Si vous avez été écoeuré dernièrement par l'optimisme béat et sucré des derniers films du studio Ghibli, rien ne vaut Le tombeau des lucioles qui va vous foutre le moral en l'air. Probablement l'une des plus belles évocations des conditions de vie durant la seconde guerre mondiale au Japon, où le sublime côtoie les pires horreurs. Nous suivons le destin de deux jeunes enfants livrés à eux-mêmes, subissant l'indifférence des adultes qui se replient sur leur cercle familial.
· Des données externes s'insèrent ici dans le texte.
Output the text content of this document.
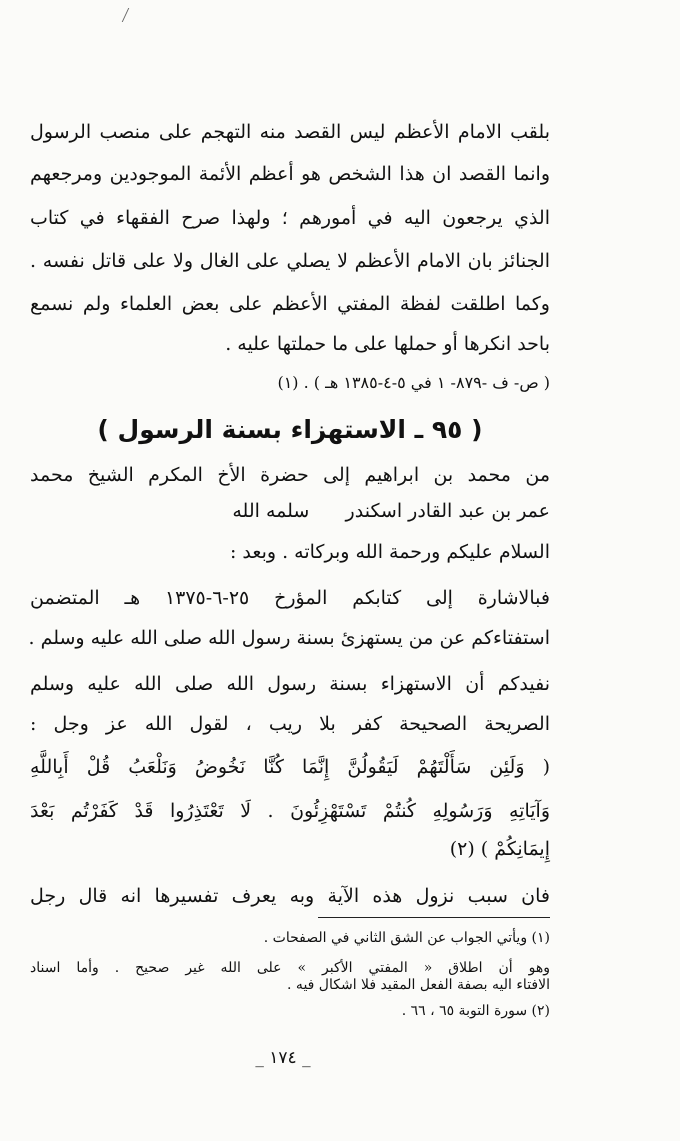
بلقب الامام الأعظم ليس القصد منه التهجم على منصب الرسول
وانما القصد ان هذا الشخص هو أعظم الأئمة الموجودين ومرجعهم
الذي يرجعون اليه في أمورهم ؛ ولهذا صرح الفقهاء في كتاب
الجنائز بان الامام الأعظم لا يصلي على الغال ولا على قاتل نفسه .
وكما اطلقت لفظة المفتي الأعظم على بعض العلماء ولم نسمع
باحد انكرها أو حملها على ما حملتها عليه .
( ص- ف -٨٧٩- ١ في ٥-٤-١٣٨٥ هـ ) . (١)
( ٩٥ ـ الاستهزاء بسنة الرسول )
من محمد بن ابراهيم إلى حضرة الأخ المكرم الشيخ محمد
عمر بن عبد القادر اسكندر      سلمه الله
السلام عليكم ورحمة الله وبركاته . وبعد :
فبالاشارة إلى كتابكم المؤرخ ٢٥-٦-١٣٧٥ هـ المتضمن
استفتاءكم عن من يستهزئ بسنة رسول الله صلى الله عليه وسلم .
نفيدكم أن الاستهزاء بسنة رسول الله صلى الله عليه وسلم
الصريحة الصحيحة كفر بلا ريب ، لقول الله عز وجل :
( وَلَئِن سَأَلْتَهُمْ لَيَقُولُنَّ إِنَّمَا كُنَّا نَخُوضُ وَنَلْعَبُ قُلْ أَبِاللَّهِ
وَآيَاتِهِ وَرَسُولِهِ كُنتُمْ تَسْتَهْزِئُونَ . لَا تَعْتَذِرُوا قَدْ كَفَرْتُم بَعْدَ
إِيمَانِكُمْ ) (٢)
فان سبب نزول هذه الآية وبه يعرف تفسيرها انه قال رجل
(١) ويأتي الجواب عن الشق الثاني في الصفحات .
وهو أن اطلاق « المفتي الأكبر » على الله غير صحيح . وأما اسناد
الافتاء اليه بصفة الفعل المقيد فلا اشكال فيه .
(٢) سورة التوبة ٦٥ ، ٦٦ .
_ ١٧٤ _
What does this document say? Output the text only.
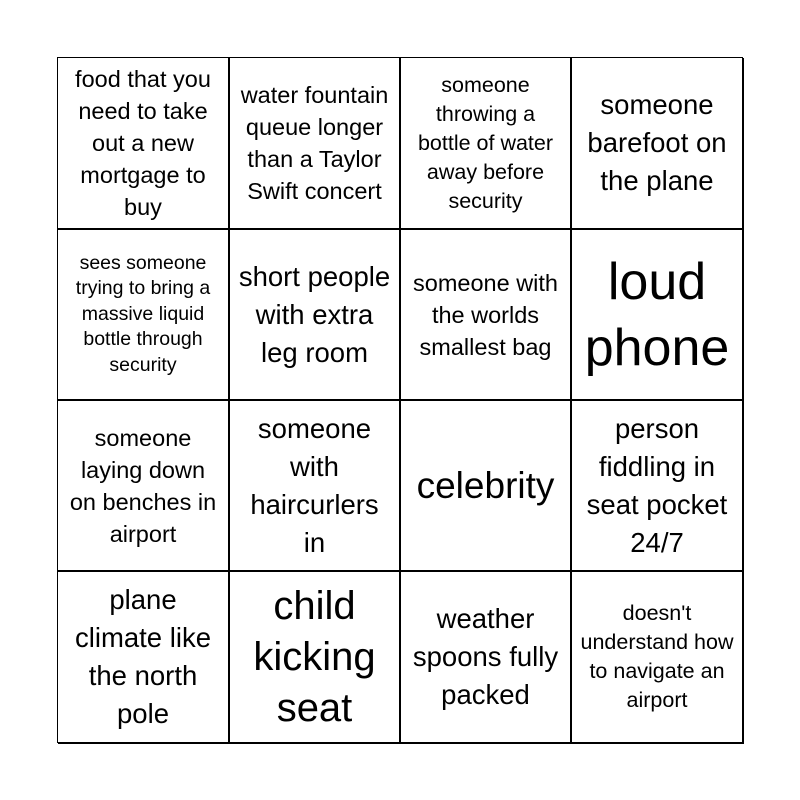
food that you need to take out a new mortgage to buy
water fountain queue longer than a Taylor Swift concert
someone throwing a bottle of water away before security
someone barefoot on the plane
sees someone trying to bring a massive liquid bottle through security
short people with extra leg room
someone with the worlds smallest bag
loud phone
someone laying down on benches in airport
someone with haircurlers in
celebrity
person fiddling in seat pocket 24/7
plane climate like the north pole
child kicking seat
weather spoons fully packed
doesn't understand how to navigate an airport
Loin d'être un simple film pour enfants, et je ne le conseillerais d'ailleurs pas à un tel public tant l'émotion est à son comble (on parle quand même de deuil et de survie dans le plus pur dénuement), c'est un peu ce que Akira Kurosawa aurait pu réaliser s'il avait voulu s'essayer à l'animation (le thème des réfugiés, et celui de l'alternance poésie/drame, sont une constante de sa filmographie).
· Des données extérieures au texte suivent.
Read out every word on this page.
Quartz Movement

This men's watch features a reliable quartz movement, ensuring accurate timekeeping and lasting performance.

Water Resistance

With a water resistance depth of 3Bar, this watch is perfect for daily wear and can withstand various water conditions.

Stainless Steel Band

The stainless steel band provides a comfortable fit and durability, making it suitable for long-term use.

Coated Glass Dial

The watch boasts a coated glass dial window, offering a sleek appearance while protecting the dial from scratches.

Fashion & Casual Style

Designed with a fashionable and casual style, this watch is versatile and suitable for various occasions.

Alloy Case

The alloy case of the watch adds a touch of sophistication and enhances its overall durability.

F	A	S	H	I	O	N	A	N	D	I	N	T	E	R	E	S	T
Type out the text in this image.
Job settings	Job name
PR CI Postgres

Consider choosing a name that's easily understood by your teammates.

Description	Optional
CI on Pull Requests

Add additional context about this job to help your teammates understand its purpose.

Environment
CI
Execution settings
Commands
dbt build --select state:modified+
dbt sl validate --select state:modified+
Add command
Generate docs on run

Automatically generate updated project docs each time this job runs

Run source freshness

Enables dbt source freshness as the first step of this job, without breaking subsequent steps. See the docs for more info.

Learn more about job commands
La grande force de ce film réside donc dans son double pari : ne pas travestir la réalité, sans oublier de la contraster par de purs moments de poésie où l'espoir est permis (ce qui permet de ne pas le réduire à un pur tire-larmes), petit et éphémère mais bien présent, comme le rire d'un enfant, la durée de vie d'une luciole éclairant l'obscurité, ou la boite de bonbons se vidant à mesure que leur périple se complique. Ces deux jeunes enfants incarnent la face d'un Japon ravagé par les bombes et le rationnement, victimes du comportement des adultes, aussi nocif pour leur innocence que les attaques des américains. Et chose que j'apprécie énormément : jamais le film ne les infantilise, ce qui facilite grandement l'empathie à leur égard. Ainsi, comment ne pas céder devant les supplications de cette gamine qui ne désire que le retour de sa maman ou un peu de bouffe, ou le courage de ce frère qui, contre le pragmatisme nauséabond des adultes (sans les diaboliser pour autant), utilise tout son temps pour s'occuper de sa frangine ?
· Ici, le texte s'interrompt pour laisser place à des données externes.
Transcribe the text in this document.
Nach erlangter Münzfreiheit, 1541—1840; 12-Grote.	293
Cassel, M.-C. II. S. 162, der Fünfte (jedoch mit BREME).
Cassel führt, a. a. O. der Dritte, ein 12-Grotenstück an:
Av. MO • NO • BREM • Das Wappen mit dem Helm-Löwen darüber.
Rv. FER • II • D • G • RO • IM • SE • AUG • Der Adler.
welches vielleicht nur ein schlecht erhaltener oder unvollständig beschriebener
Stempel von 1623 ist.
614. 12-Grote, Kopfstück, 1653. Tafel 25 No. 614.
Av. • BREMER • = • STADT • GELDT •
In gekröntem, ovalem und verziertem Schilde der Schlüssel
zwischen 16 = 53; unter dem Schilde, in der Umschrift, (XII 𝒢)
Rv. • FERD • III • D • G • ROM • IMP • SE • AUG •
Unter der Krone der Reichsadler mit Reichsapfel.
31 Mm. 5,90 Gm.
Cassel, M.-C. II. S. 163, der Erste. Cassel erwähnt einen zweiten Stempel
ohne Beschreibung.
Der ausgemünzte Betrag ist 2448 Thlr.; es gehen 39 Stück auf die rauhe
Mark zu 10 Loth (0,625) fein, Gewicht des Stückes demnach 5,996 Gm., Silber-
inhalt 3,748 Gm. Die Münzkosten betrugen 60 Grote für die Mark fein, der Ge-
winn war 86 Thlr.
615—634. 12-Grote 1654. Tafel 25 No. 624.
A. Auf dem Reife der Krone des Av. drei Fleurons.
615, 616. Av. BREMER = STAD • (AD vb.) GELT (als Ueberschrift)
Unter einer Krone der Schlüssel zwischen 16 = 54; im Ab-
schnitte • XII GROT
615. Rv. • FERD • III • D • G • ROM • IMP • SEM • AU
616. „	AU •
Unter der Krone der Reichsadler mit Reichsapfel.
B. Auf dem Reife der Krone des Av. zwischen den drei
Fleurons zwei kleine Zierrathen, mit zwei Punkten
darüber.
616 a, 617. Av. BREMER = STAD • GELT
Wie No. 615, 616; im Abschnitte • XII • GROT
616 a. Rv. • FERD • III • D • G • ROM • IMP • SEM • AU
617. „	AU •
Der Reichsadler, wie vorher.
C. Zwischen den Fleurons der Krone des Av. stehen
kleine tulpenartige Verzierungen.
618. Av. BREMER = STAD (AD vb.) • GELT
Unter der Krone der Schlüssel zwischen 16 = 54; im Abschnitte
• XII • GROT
Bref, comme son compatriote Miyazaki mais d'une toute autre manière, Takahata nous sensibilise aux conséquences terribles de la guerre qui signe simultanément la fin de l'enfance, tout en dressant ce triste constat selon lequel la société ferme les yeux devant l'ampleur de la situation (ce décalage est d'autant plus frappant dans le dénouement qui nous montre une famille peu affectée par les derniers événements tandis que les deux jeunes enfants vivent une véritable descente aux enfers). Un chef d'oeuvre intense, tant dans sa forme que son fond, même si forcément l'escalade de l'horreur pourrait rebuter les plus sensibles ou les plus réticents à ressentir l'émotion pure qui en émane, pourtant tout à fait saine et humaine. Et quelle magnifique OST, qui appuie la poésie (parfois cauchemardesque) des images.